Isolation of Diverse Phosphate- and Zinc-Solubilizing Microorganisms from Different Environments

Abstract

This study addresses the challenge of finding novel ways to solubilize phosphorus and zinc for agricultural purposes. The aim was to isolate PSMs (phosphorous-solubilizing microbes) and ZnSMs (zinc-solubilizing microbes) from different environments (e.g., soil amendments, land uses, and crop rotation systems) and evaluate their ability to solubilize different insoluble P sources (e.g., β-tricalcium phosphate (β-TCP), calcium-phytate (CaP), and rock phosphate (RP)) and Zn sources (e.g., zinc carbonate (ZnC), zinc oxide (ZnO), and zinc phosphate (ZnP)). Here, 25 isolates capable of solubilizing either P or Zn sources were isolated and classified by species using 16S rRNA and ITS-region sequencing. Notably, Aspergillus awamori, Fusarium circinatum, Fusarium longifundum, and Mucor circinelloides, isolated from cultivated soils and soil amendments, emerged as the most efficient PSMs and ZnSMs.
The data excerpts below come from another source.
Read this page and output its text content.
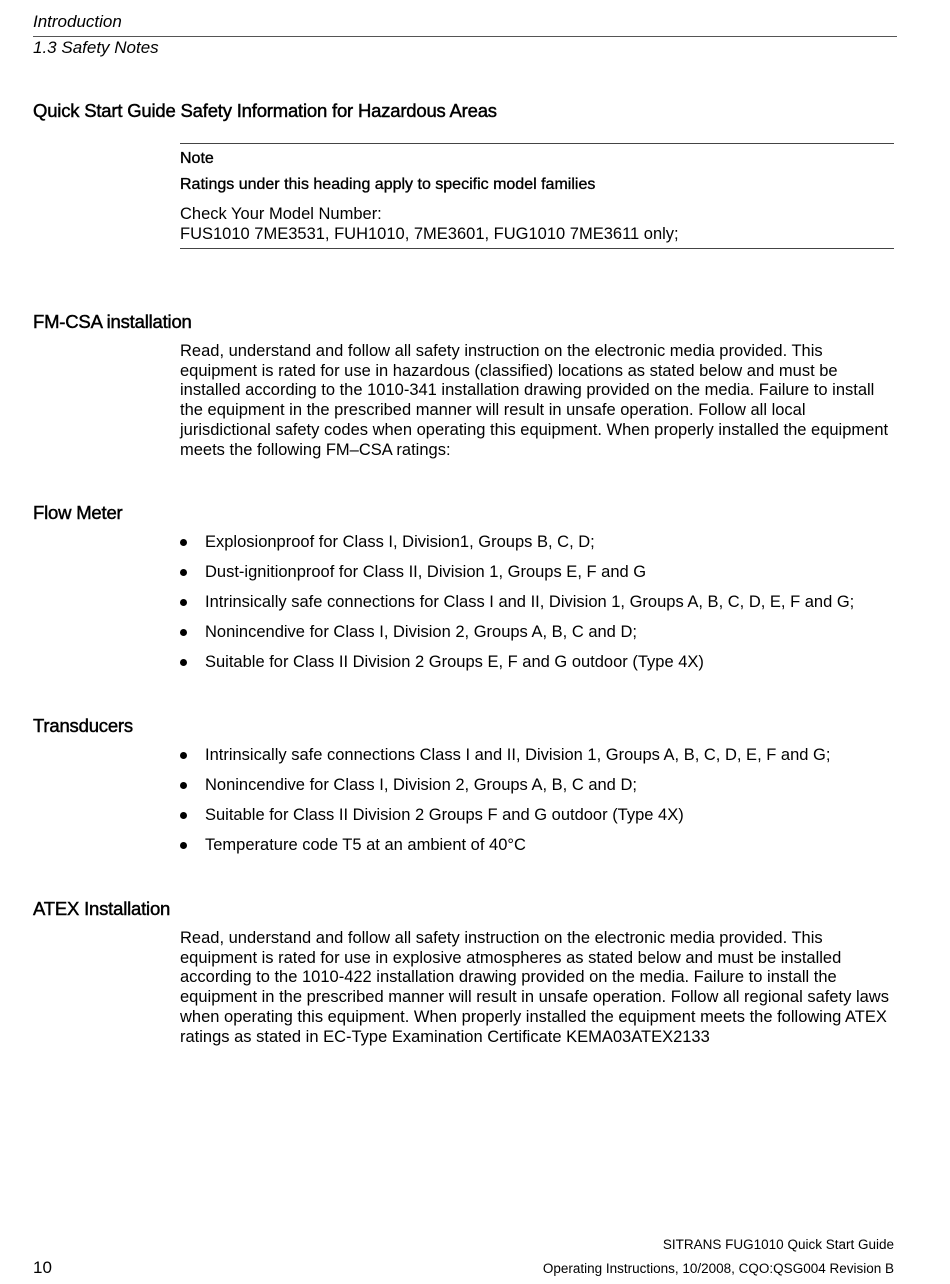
Introduction
1.3 Safety Notes
Quick Start Guide Safety Information for Hazardous Areas
Note
Ratings under this heading apply to specific model families
Check Your Model Number:
FUS1010 7ME3531, FUH1010, 7ME3601, FUG1010 7ME3611 only;
FM-CSA installation
Read, understand and follow all safety instruction on the electronic media provided. This equipment is rated for use in hazardous (classified) locations as stated below and must be installed according to the 1010-341 installation drawing provided on the media. Failure to install the equipment in the prescribed manner will result in unsafe operation. Follow all local jurisdictional safety codes when operating this equipment. When properly installed the equipment meets the following FM–CSA ratings:
Flow Meter
Explosionproof for Class I, Division1, Groups B, C, D;
Dust-ignitionproof for Class II, Division 1, Groups E, F and G
Intrinsically safe connections for Class I and II, Division 1, Groups A, B, C, D, E, F and G;
Nonincendive for Class I, Division 2, Groups A, B, C and D;
Suitable for Class II Division 2 Groups E, F and G outdoor (Type 4X)
Transducers
Intrinsically safe connections Class I and II, Division 1, Groups A, B, C, D, E, F and G;
Nonincendive for Class I, Division 2, Groups A, B, C and D;
Suitable for Class II Division 2 Groups F and G outdoor (Type 4X)
Temperature code T5 at an ambient of 40°C
ATEX Installation
Read, understand and follow all safety instruction on the electronic media provided. This equipment is rated for use in explosive atmospheres as stated below and must be installed according to the 1010-422 installation drawing provided on the media. Failure to install the equipment in the prescribed manner will result in unsafe operation. Follow all regional safety laws when operating this equipment. When properly installed the equipment meets the following ATEX ratings as stated in EC-Type Examination Certificate KEMA03ATEX2133
SITRANS FUG1010 Quick Start Guide
10	Operating Instructions, 10/2008, CQO:QSG004 Revision B
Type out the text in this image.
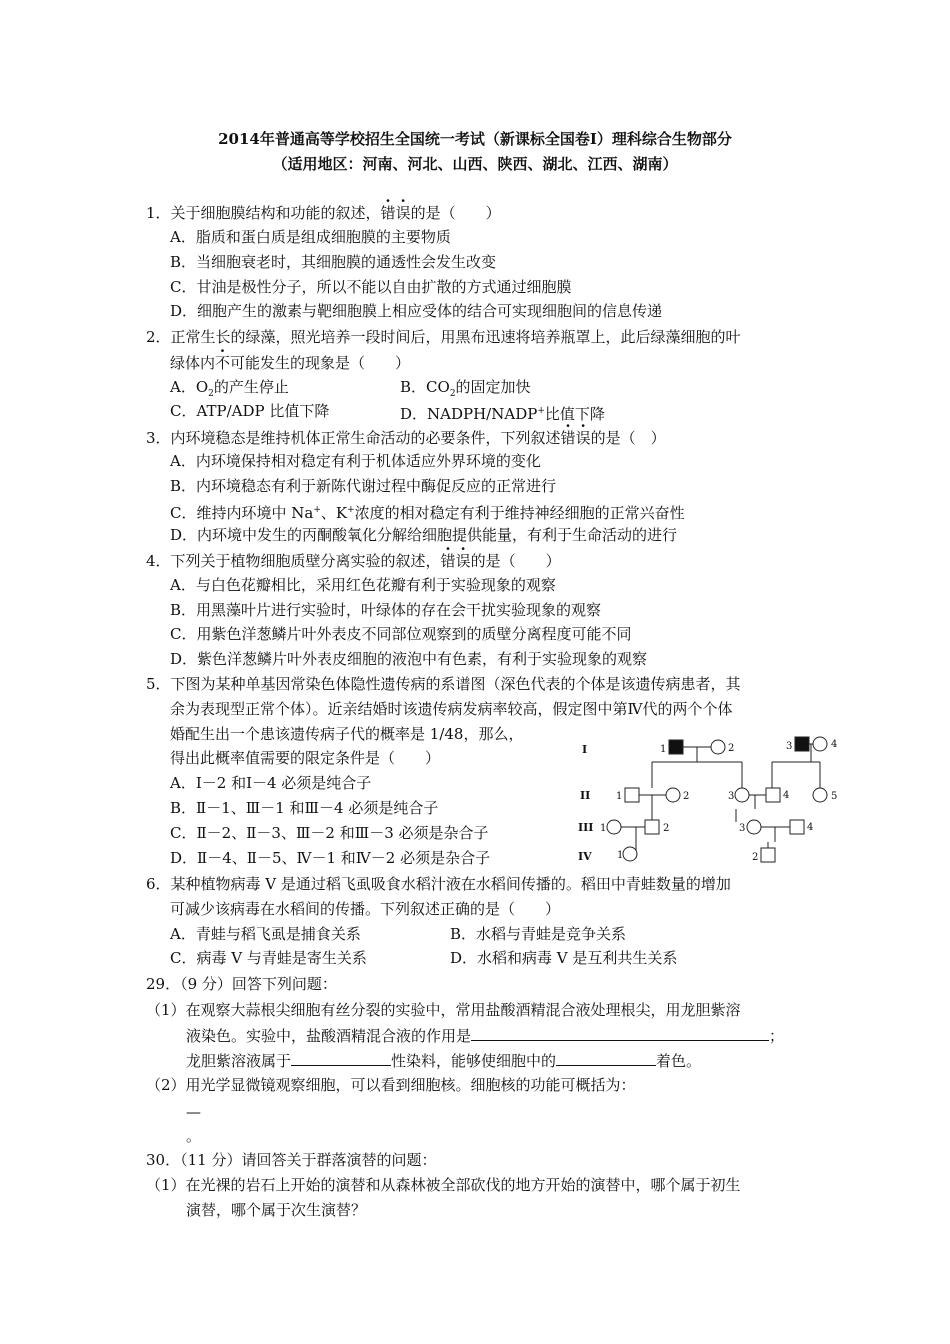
2014年普通高等学校招生全国统一考试（新课标全国卷Ⅰ）理科综合生物部分
（适用地区：河南、河北、山西、陕西、湖北、江西、湖南）
1．关于细胞膜结构和功能的叙述，错误的是（　　）
A．脂质和蛋白质是组成细胞膜的主要物质
B．当细胞衰老时，其细胞膜的通透性会发生改变
C．甘油是极性分子，所以不能以自由扩散的方式通过细胞膜
D．细胞产生的激素与靶细胞膜上相应受体的结合可实现细胞间的信息传递
2．正常生长的绿藻，照光培养一段时间后，用黑布迅速将培养瓶罩上，此后绿藻细胞的叶
绿体内不可能发生的现象是（　　）
A．$O_2$的产生停止	B．$CO_2$的固定加快
C．ATP/ADP 比值下降	D．NADPH/NADP+比值下降
3．内环境稳态是维持机体正常生命活动的必要条件，下列叙述错误的是（　）
A．内环境保持相对稳定有利于机体适应外界环境的变化
B．内环境稳态有利于新陈代谢过程中酶促反应的正常进行
C．维持内环境中 Na+、K+浓度的相对稳定有利于维持神经细胞的正常兴奋性
D．内环境中发生的丙酮酸氧化分解给细胞提供能量，有利于生命活动的进行
4．下列关于植物细胞质壁分离实验的叙述，错误的是（　　）
A．与白色花瓣相比，采用红色花瓣有利于实验现象的观察
B．用黑藻叶片进行实验时，叶绿体的存在会干扰实验现象的观察
C．用紫色洋葱鳞片叶外表皮不同部位观察到的质壁分离程度可能不同
D．紫色洋葱鳞片叶外表皮细胞的液泡中有色素，有利于实验现象的观察
5．下图为某种单基因常染色体隐性遗传病的系谱图（深色代表的个体是该遗传病患者，其
余为表现型正常个体）。近亲结婚时该遗传病发病率较高，假定图中第Ⅳ代的两个个体
婚配生出一个患该遗传病子代的概率是 1/48，那么，
得出此概率值需要的限定条件是（　　）
A．Ⅰ－2 和Ⅰ－4 必须是纯合子
B．Ⅱ－1、Ⅲ－1 和Ⅲ－4 必须是纯合子
C．Ⅱ－2、Ⅱ－3、Ⅲ－2 和Ⅲ－3 必须是杂合子
D．Ⅱ－4、Ⅱ－5、Ⅳ－1 和Ⅳ－2 必须是杂合子
I
II
III
IV
1	2	3	4
1	2	3	4	5
1	2	3	4
1	2
6．某种植物病毒 V 是通过稻飞虱吸食水稻汁液在水稻间传播的。稻田中青蛙数量的增加
可减少该病毒在水稻间的传播。下列叙述正确的是（　　）
A．青蛙与稻飞虱是捕食关系	B．水稻与青蛙是竞争关系
C．病毒 V 与青蛙是寄生关系	D．水稻和病毒 V 是互利共生关系
29．（9 分）回答下列问题：
（1）在观察大蒜根尖细胞有丝分裂的实验中，常用盐酸酒精混合液处理根尖，用龙胆紫溶
液染色。实验中，盐酸酒精混合液的作用是	；
龙胆紫溶液属于	性染料，能够使细胞中的	着色。
（2）用光学显微镜观察细胞，可以看到细胞核。细胞核的功能可概括为：
—
。
30．（11 分）请回答关于群落演替的问题：
（1）在光裸的岩石上开始的演替和从森林被全部砍伐的地方开始的演替中，哪个属于初生
演替，哪个属于次生演替？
Mucor circinelloides exhibited the highest solubilization ability for broths containing β-TCP, CaP, RP, ZnO, and ZnP, with log2-fold changes of 3.7, 1.8, 8.9, 7.8, and 2.4, respectively, compared to the control. For ZnC and ZnO, Aspergillus awamori displayed the highest Zn solubilization, with a 2.1 and 3.0 log2-fold change. The study highlights the potential of these strains as biofertilizers and underscores the role of Mucor and Fusarium genera in zinc solubilization.